Отец Максима в безумных мечтах о древних артефактах обокрал коллекционера Скоробогатова. Тот поначалу охотился за украденной у него картиной «Особняк на Пречистенке», однако, заполучив её, продолжил преследовать Максима и этим доказал, что Шустов-старший похитил у него нечто куда более ценное. И вот Максим прилетел в Индию, которая встретила его сорокаградусной жарой. Три дня назад, выйдя из-под кондиционеров аэропорта в Дели, он замер – почувствовал, что задыхается. Влажный воздух был густым, почти осязаемым. Тело мгновенно покрылось испариной.

Солнце, скрытое за липкой плёнкой облаков, почти не жгло и всё же слепило.
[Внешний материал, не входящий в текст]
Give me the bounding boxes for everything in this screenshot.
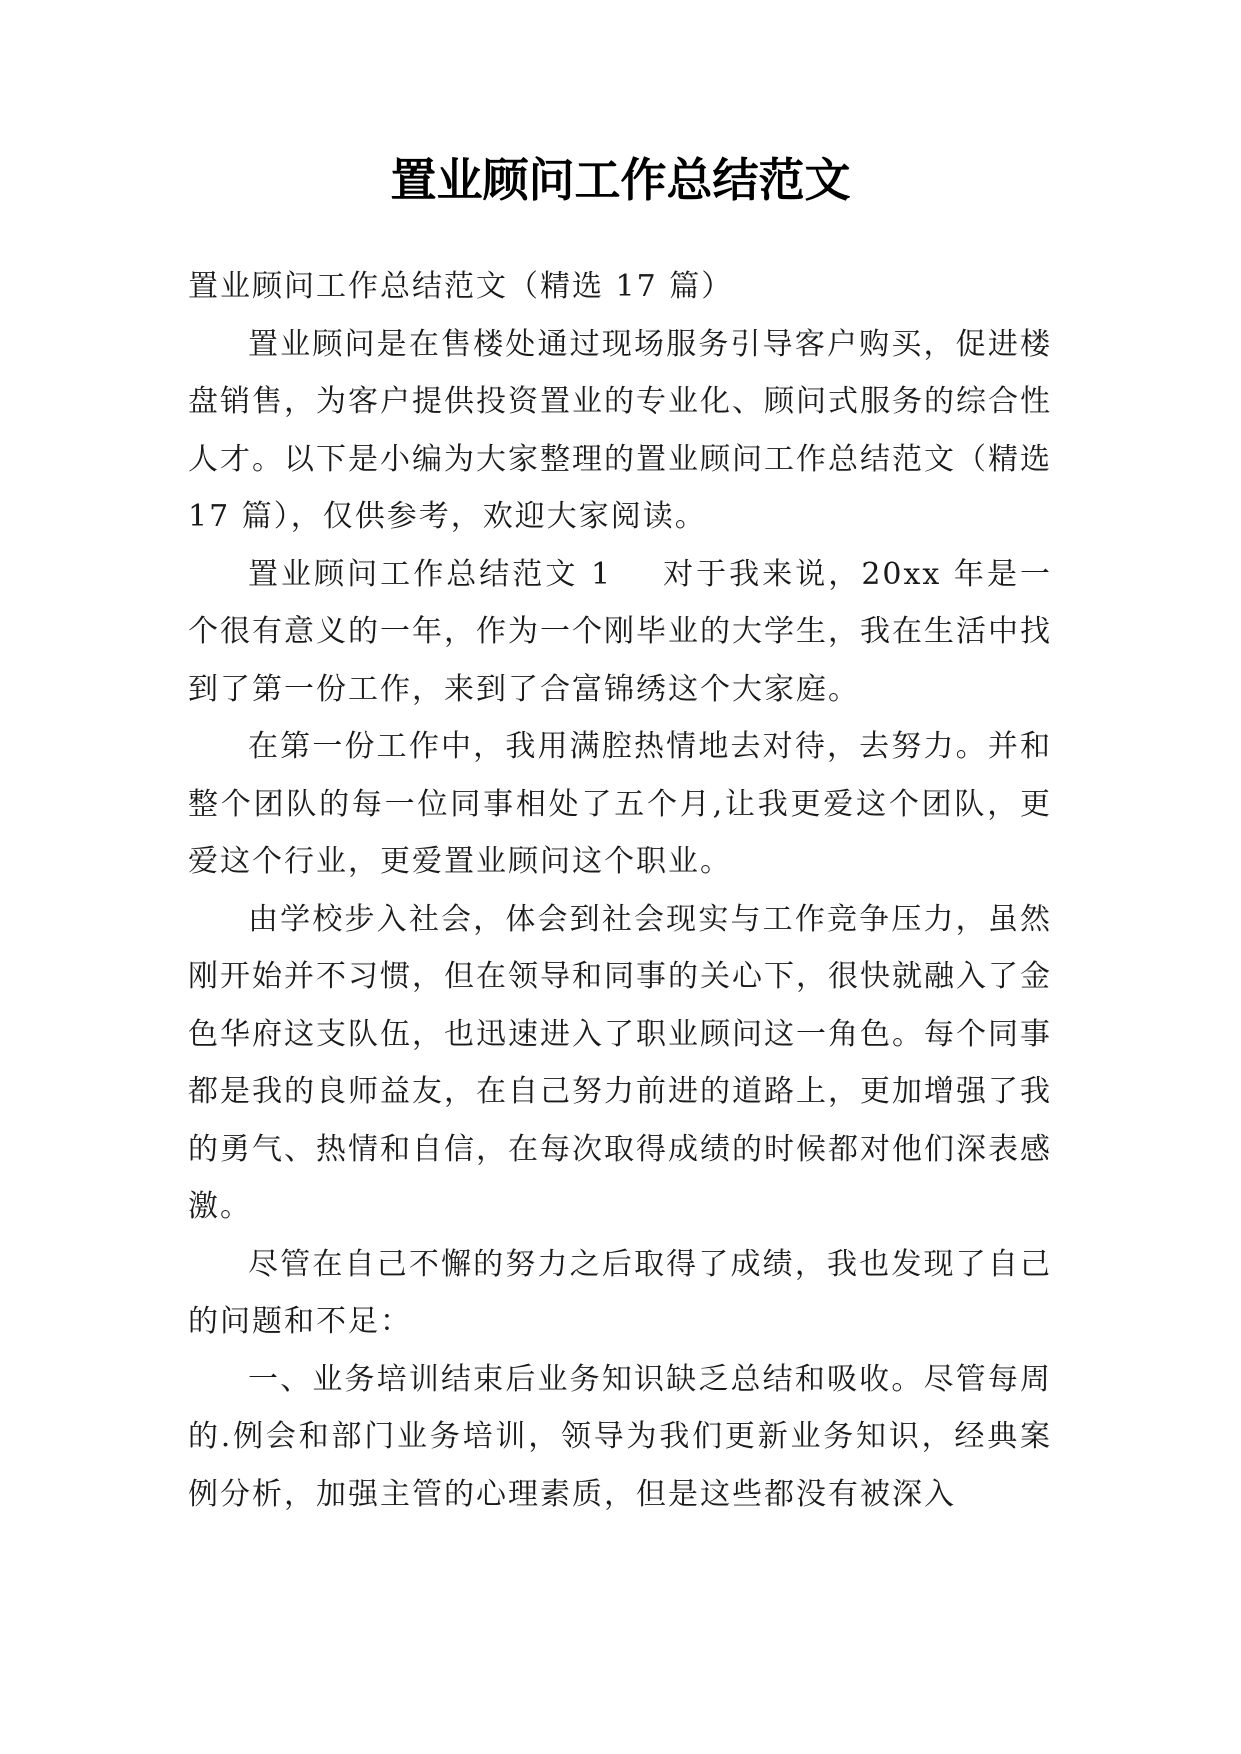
paragraph-2: 在第一份工作中，我用满腔热情地去对待，去努力。并和整个团队的每一位同事相处了五个月,让我更爱这个团队，更爱这个行业，更爱置业顾问这个职业。 [188, 729, 1052, 879]
paragraph-5: 一、业务培训结束后业务知识缺乏总结和吸收。尽管每周的.例会和部门业务培训，领导为我们更新业务知识，经典案例分析，加强主管的心理素质，但是这些都没有被深入 [188, 1361, 1052, 1512]
section-1-lead: 对于我来说，20xx 年是一个很有意义的一年，作为一个刚毕业的大学生，我在生活中找到了第一份工作，来到了合富锦绣这个大家庭。 [188, 556, 1052, 707]
intro-paragraph: 置业顾问是在售楼处通过现场服务引导客户购买，促进楼盘销售，为客户提供投资置业的专业化、顾问式服务的综合性人才。以下是小编为大家整理的置业顾问工作总结范文（精选 17 篇），仅供参考，欢迎大家阅读。 [188, 326, 1052, 534]
document-title: 置业顾问工作总结范文 [390, 153, 851, 207]
section-1-paragraph [188, 546, 1052, 719]
document-body [188, 258, 1052, 1523]
paragraph-4: 尽管在自己不懈的努力之后取得了成绩，我也发现了自己的问题和不足： [188, 1246, 1052, 1339]
paragraph-3: 由学校步入社会，体会到社会现实与工作竞争压力，虽然刚开始并不习惯，但在领导和同事的关心下，很快就融入了金色华府这支队伍，也迅速进入了职业顾问这一角色。每个同事都是我的良师益友，在自己努力前进的道路上，更加增强了我的勇气、热情和自信，在每次取得成绩的时候都对他们深表感激。 [188, 901, 1052, 1224]
document-subtitle: 置业顾问工作总结范文（精选 17 篇） [188, 269, 734, 304]
section-1-heading: 置业顾问工作总结范文 1 [248, 556, 613, 592]
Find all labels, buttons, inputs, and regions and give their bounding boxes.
Максим сдался первому из настигнувших его таксистов. Согласился заплатить пятьсот рупий, не слишком разбираясь, насколько честной была такая цена. Поездка из аэропорта в центр индийской столицы оказалась оглушительно хаотичной. Водитель без сомнений перестраивался с левостороннего движения на правостороннее, останавливался на кольце поговорить со знакомым таксистом, с нескрываемым задором шёл на обгон машины, которая сама выехала на встречную полосу, чтобы в свою очередь обогнать перегруженный пассажирами автобус. У обочины мелькали запряжённые ослами телеги и велосипеды с двухметровыми пирамидами из связанных корзин или стогов сена. Едва прикрытые грязной тряпкой бедняки, погонщики скота, косматые чертенята-дети, попрошайки и торговцы ветхим скарбом успевали перекрикиваться с пешеходами, которые шли напролом через дорогу и не обращали ни малейшего внимания на надрывные сигналы вокруг.

Максим с немым удивлением следил за тем, как по заборам перебегают обезьяны с крючковатыми хвостами, как горожане не стесняются справлять нужду на тротуаре, толком не отвернувшись и потом беззаботно продолжая свой путь. Здесь всё казалось необычным, даже рекламные щиты и объявления: всюду висели предложения осветлить кожу, воспользоваться услугами электрического крематория или сходить в аквапарк, на плакатах которого радостные индийцы купались исключительно в одежде. Не менее странным было предложение сходить в Музей борьбы за освобождение, чтобы узнать о судьбе одного из сикхов, публично казнившего себя «во имя свободы индийского народа и защиты коров».

Максим не хотел задерживаться в Дели, поэтому в центре города первым делом нанял такси до Джайпýра и купил авиабилет до Пудучерри. Если верить индийцу из билетной конторы, такой маршрут был самым дешёвым с учётом летнего наплыва южан и крикетных болельщиков – в эти дни они заполонили север Индии.

– От Пудучерри до Ауровиля близко, километров десять. Доберётесь без проблем.

– Сколько возьмёт таксист? – спросил Максим.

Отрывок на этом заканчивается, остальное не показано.